Inspiring True Change

There are companies out there that can help in this regard. The Center for WorkLife Law, for example, audits how biases pop up in performance evaluations. The findings can be sobering, to say the least. Getting along with others and having a positive attitude are seemingly optional for white men but necessary characteristics for women and people of color — in one audit, 83% of Black men were praised for having good attitudes versus 46% of white men. To combat those biases, two changes to performance evaluations were suggested. The results were substantially more constructive feedback for marginalized groups and more leadership mentions.

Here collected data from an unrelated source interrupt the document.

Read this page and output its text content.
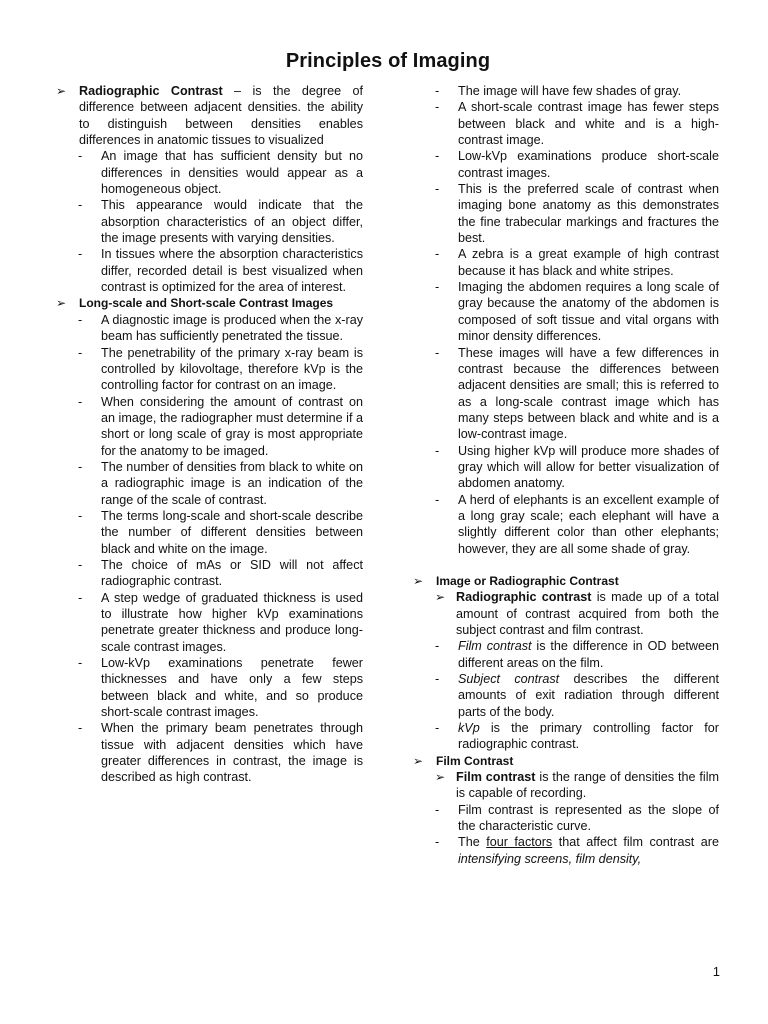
Principles of Imaging
➢	Radiographic Contrast – is the degree of difference between adjacent densities. the ability to distinguish between densities enables differences in anatomic tissues to visualized
-	An image that has sufficient density but no differences in densities would appear as a homogeneous object.
-	This appearance would indicate that the absorption characteristics of an object differ, the image presents with varying densities.
-	In tissues where the absorption characteristics differ, recorded detail is best visualized when contrast is optimized for the area of interest.
➢	Long-scale and Short-scale Contrast Images
-	A diagnostic image is produced when the x-ray beam has sufficiently penetrated the tissue.
-	The penetrability of the primary x-ray beam is controlled by kilovoltage, therefore kVp is the controlling factor for contrast on an image.
-	When considering the amount of contrast on an image, the radiographer must determine if a short or long scale of gray is most appropriate for the anatomy to be imaged.
-	The number of densities from black to white on a radiographic image is an indication of the range of the scale of contrast.
-	The terms long-scale and short-scale describe the number of different densities between black and white on the image.
-	The choice of mAs or SID will not affect radiographic contrast.
-	A step wedge of graduated thickness is used to illustrate how higher kVp examinations penetrate greater thickness and produce long-scale contrast images.
-	Low-kVp examinations penetrate fewer thicknesses and have only a few steps between black and white, and so produce short-scale contrast images.
-	When the primary beam penetrates through tissue with adjacent densities which have greater differences in contrast, the image is described as high contrast.
-	The image will have few shades of gray.
-	A short-scale contrast image has fewer steps between black and white and is a high-contrast image.
-	Low-kVp examinations produce short-scale contrast images.
-	This is the preferred scale of contrast when imaging bone anatomy as this demonstrates the fine trabecular markings and fractures the best.
-	A zebra is a great example of high contrast because it has black and white stripes.
-	Imaging the abdomen requires a long scale of gray because the anatomy of the abdomen is composed of soft tissue and vital organs with minor density differences.
-	These images will have a few differences in contrast because the differences between adjacent densities are small; this is referred to as a long-scale contrast image which has many steps between black and white and is a low-contrast image.
-	Using higher kVp will produce more shades of gray which will allow for better visualization of abdomen anatomy.
-	A herd of elephants is an excellent example of a long gray scale; each elephant will have a slightly different color than other elephants; however, they are all some shade of gray.
➢	Image or Radiographic Contrast
➢ Radiographic contrast is made up of a total amount of contrast acquired from both the subject contrast and film contrast.
-	Film contrast is the difference in OD between different areas on the film.
-	Subject contrast describes the different amounts of exit radiation through different parts of the body.
-	kVp is the primary controlling factor for radiographic contrast.
➢	Film Contrast
➢ Film contrast is the range of densities the film is capable of recording.
-	Film contrast is represented as the slope of the characteristic curve.
-	The four factors that affect film contrast are intensifying screens, film density,
1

True change comes from disrupting current power structures and systems. To turn DEI pledges into DEI practices, we need executives to get on board in a big way. DEI is three separate words, and oftentimes we get caught up on the first. But “diversity” means nothing without creating a truly equitable workplace, and that means something different to each individual based on their past experiences. And inclusion is only impactful if the company has systems to support and sustain it.

That doesn’t mean sending out companywide emails or public promises. It means acknowledging that the systems they’re operating in don’t serve the DEI work employees are demanding — and prioritizing actions that build more just workplaces.